Briefcase
Sunflower signs deal for digital recording
Lawrence-based Sunflower Broadband has signed a deal to begin offering its cable customers the latest in digital recording devices.
Sunflower officials on Monday announced they had reached a deal with Kirkland, Wash.-based Digeo Inc. that will allow Sunflower to begin offering the Motorola Broadband Media Center to customers.
The media center will allow people to digitally record up to 60 hours of traditional television programming or up to 11 hours of high-definition programming, said Emily Mulligan, marketing manager for Sunflower Broadband.
Mulligan said the device offered many features, including one that allowed users to set recordings up to two weeks in advance. The media center also will allow users to record only new shows, while skipping reruns.
Sunflower expects to begin offering the media center sometime after the first of the year. Prices for the boxes have not been set. Sunflower is owned by The World Company, which also owns the Journal-World.
Media
Cox Enterprises to buy back cable firm’s shares
Cox Enterprises Inc. announced a $7.9 billion proposal Monday to buy the public shares of Cox Communications Inc. and take the nation’s fourth largest cable TV provider private.

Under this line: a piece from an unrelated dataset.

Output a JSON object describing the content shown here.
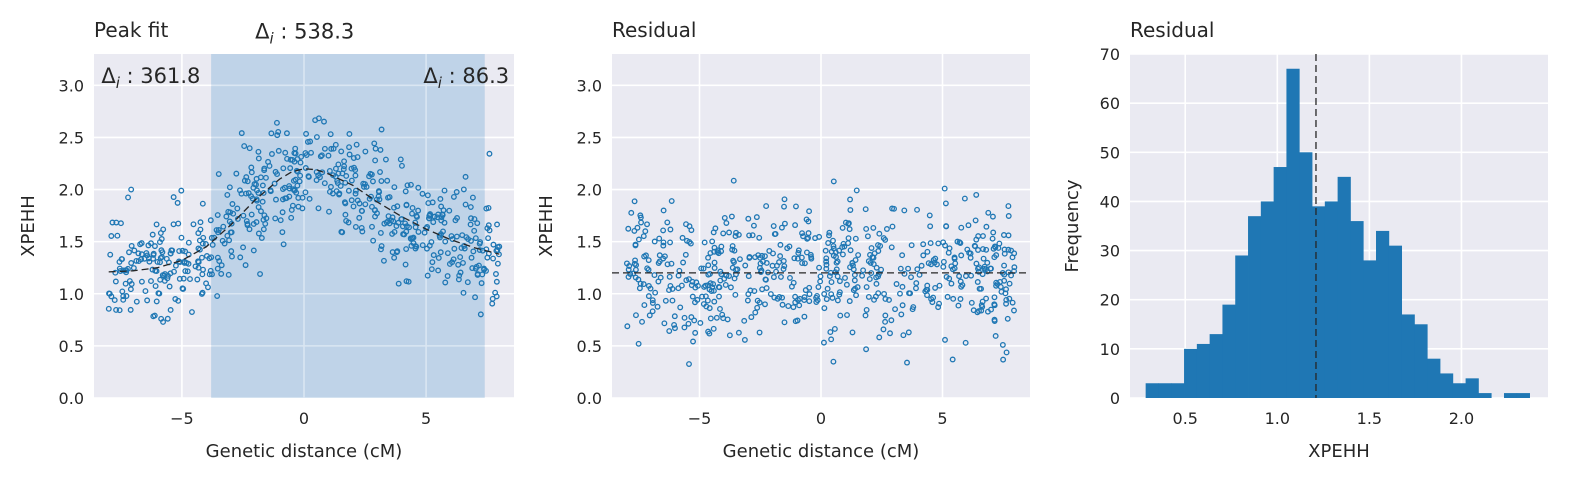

Cox Enterprises, a private company that owns newspapers and telecommunications services, already owns 62 percent of Atlanta-based Cox Communications.
Under the deal, Cox Enterprises would purchase the remaining 38 percent and make Cox Communications a subsidiary. Under the proposal, Cox Enterprises would pay $32 a share to take control of the cable provider — 16 percent higher than the $27.58 at which Cox Communications’ stock closed on Friday. News of the deal sent Cox’s shares soaring Monday. They closed at $33.16.
Lawsuit
Kodak faces allegations of racial discrimination
A lawsuit claims Eastman Kodak Co. — lauded as a top company for minorities — unfairly distributed raises to women and black workers and required them to waive their right to sue as a condition of receiving pay raises and promotions.
According to the federal discrimination lawsuit filed Friday, Rochester, N.Y.-based Eastman Kodak was more concerned about protecting itself from employee lawsuits than helping about 2,000 workers when it handed out about $13 million in raises to blacks and women in 1999.
Executives received the pay increases after an internal study found blacks and women had been underpaid for years. But the lawsuit claims that the way Kodak went about giving the money reflected a pattern of bias and inequality toward blacks.
Eastman Kodak officials declined to comment directly on the lawsuit but said the company was committed to fairness.
Earnings
Procter & Gamble profits rise in fourth quarter
Procter & Gamble Co. reported Monday that its earnings soared 44 percent in its fourth fiscal quarter with growth in its beauty and health care businesses pushing its full-year sales past $50 billion for the first time.
The huge consumer products company said it earned $1.37 billion, or 50 cents per share, up from $955 million, or 34 cents per share in the same period a year ago.